Like cryptocurrency, accredited investing is a relatively new field, only made possible through the JOBS Act, which was signed into law in 2012.
Regardless of your status as an investor, cryptocurrency has likely piqued your interest. Perhaps enough to invest.
One thing skeptics point out and that investors in crypto need to be aware of is the regulation surrounding it. Wherever you are in the world, countries are putting regulations in place that will impact future crypto prices.
Here’s what you need to know:
There’s a new bill on the floor of the U.S. senate. Senator Gillibrand and Senator Cynthia Lummis proposed a new bill in June that outlines a plan to regulate crypto. The regulations would include tax requirements on digital assets and stricter requirements for stablecoins. It also categorizes digital assets as commodities, which would put the Commodity Futures Trading Commission (CFTC) in charge of overseeing them.
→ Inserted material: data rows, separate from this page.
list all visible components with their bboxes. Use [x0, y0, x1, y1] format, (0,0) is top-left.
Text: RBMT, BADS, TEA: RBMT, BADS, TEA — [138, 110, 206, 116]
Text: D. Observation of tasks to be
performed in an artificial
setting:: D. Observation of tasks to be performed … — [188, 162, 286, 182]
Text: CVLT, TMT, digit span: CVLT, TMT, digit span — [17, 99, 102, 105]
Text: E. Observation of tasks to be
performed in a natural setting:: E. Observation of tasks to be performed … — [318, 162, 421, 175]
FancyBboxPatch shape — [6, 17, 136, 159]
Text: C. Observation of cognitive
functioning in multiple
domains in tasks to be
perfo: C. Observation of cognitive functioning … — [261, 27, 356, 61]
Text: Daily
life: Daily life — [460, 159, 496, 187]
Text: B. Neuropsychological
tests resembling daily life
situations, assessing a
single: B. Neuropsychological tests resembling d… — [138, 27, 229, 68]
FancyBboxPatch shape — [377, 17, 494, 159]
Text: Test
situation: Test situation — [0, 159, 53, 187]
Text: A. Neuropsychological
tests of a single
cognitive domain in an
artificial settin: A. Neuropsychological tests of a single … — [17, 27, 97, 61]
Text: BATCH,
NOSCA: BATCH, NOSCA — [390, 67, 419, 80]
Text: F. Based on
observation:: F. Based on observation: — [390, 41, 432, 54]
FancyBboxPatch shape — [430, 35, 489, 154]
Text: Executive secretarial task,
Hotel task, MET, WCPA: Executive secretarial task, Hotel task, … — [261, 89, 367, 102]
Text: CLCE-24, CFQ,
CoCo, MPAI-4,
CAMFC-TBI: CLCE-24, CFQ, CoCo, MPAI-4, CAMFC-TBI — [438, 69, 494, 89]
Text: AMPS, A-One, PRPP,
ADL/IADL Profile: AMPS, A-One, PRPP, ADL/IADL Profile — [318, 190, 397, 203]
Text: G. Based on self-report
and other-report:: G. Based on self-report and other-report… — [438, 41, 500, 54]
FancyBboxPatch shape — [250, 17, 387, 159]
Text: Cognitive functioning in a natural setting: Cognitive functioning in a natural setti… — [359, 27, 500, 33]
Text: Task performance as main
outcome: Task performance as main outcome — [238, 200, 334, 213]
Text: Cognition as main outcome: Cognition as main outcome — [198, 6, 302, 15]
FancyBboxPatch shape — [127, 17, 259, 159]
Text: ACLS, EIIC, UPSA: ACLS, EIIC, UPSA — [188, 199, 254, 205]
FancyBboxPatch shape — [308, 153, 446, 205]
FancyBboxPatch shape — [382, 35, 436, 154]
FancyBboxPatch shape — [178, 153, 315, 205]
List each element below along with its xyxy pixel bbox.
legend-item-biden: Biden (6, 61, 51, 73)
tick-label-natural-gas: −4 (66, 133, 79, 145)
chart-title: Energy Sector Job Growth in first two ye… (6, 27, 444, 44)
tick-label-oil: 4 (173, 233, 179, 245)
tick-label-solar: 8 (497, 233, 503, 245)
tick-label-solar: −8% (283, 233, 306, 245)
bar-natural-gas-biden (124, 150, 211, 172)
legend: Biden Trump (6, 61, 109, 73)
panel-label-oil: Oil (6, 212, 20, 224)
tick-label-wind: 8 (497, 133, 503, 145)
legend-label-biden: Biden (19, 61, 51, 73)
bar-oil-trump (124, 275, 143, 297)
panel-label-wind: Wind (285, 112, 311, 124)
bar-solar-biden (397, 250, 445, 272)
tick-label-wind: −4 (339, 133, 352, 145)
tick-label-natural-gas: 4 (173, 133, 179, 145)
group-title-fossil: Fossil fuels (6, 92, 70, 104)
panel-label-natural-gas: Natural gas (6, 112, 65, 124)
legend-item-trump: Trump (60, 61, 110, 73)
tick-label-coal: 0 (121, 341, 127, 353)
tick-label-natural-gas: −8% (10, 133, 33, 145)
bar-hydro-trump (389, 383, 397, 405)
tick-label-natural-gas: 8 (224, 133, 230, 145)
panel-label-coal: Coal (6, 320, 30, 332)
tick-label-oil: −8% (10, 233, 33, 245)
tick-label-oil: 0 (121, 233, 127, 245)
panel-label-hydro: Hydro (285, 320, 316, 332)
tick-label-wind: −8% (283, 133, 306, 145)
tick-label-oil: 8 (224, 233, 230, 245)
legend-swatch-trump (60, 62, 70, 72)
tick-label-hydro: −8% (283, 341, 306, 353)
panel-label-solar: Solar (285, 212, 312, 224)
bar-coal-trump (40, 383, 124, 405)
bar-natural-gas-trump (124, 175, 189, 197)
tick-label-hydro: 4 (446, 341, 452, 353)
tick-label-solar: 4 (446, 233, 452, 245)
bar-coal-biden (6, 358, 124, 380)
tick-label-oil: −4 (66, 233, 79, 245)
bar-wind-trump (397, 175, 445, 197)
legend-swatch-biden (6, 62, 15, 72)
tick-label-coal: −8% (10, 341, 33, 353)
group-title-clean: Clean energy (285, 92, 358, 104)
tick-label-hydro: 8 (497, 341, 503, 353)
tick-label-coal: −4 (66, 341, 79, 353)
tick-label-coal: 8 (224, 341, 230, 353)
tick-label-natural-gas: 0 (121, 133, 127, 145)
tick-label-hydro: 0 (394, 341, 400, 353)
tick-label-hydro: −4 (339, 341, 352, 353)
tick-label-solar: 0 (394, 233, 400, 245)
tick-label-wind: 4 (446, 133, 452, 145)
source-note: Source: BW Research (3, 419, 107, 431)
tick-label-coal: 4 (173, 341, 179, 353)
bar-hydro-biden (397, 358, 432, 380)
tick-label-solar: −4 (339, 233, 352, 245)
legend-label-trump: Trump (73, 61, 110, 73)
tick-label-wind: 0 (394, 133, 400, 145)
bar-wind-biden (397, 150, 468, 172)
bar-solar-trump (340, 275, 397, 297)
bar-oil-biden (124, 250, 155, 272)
However, this is up for debate.
Regulations would put consumer protections in place and make crypto assets more transparent. This could attract institutional investors, who haven’t yet invested in crypto due to its high level of risk, to finally join the crypto sphere.
If this happens, experts speculate that regulation could be a good thing for crypto as investments from large firms could stabilize prices.
And stability is currently what crypto needs to attract more investors and survive. Since its high point in November of 2021, crypto has lost more than half of its market value. Coins, including Bitcoin, are continuing to fall in price with no end in sight.
Not only that, but reports of scams, theft, and fraud involving new coins, crypto wallets, NFTs, and the like occur nearly every day. This, combined with falling prices, has made investing in crypto far less enticing than it was just one year ago.
The regulations in the U.S. are not yet signed into law, and they aren’t the only piece of the puzzle. Other countries are also moving to regulate crypto sooner rather than later, while some countries have banned it entirely. However, as home to the largest number of crypto mining activities, exchanges, and investors, the regulations the U.S. puts in place in the coming months are likely to be a guide for the globe.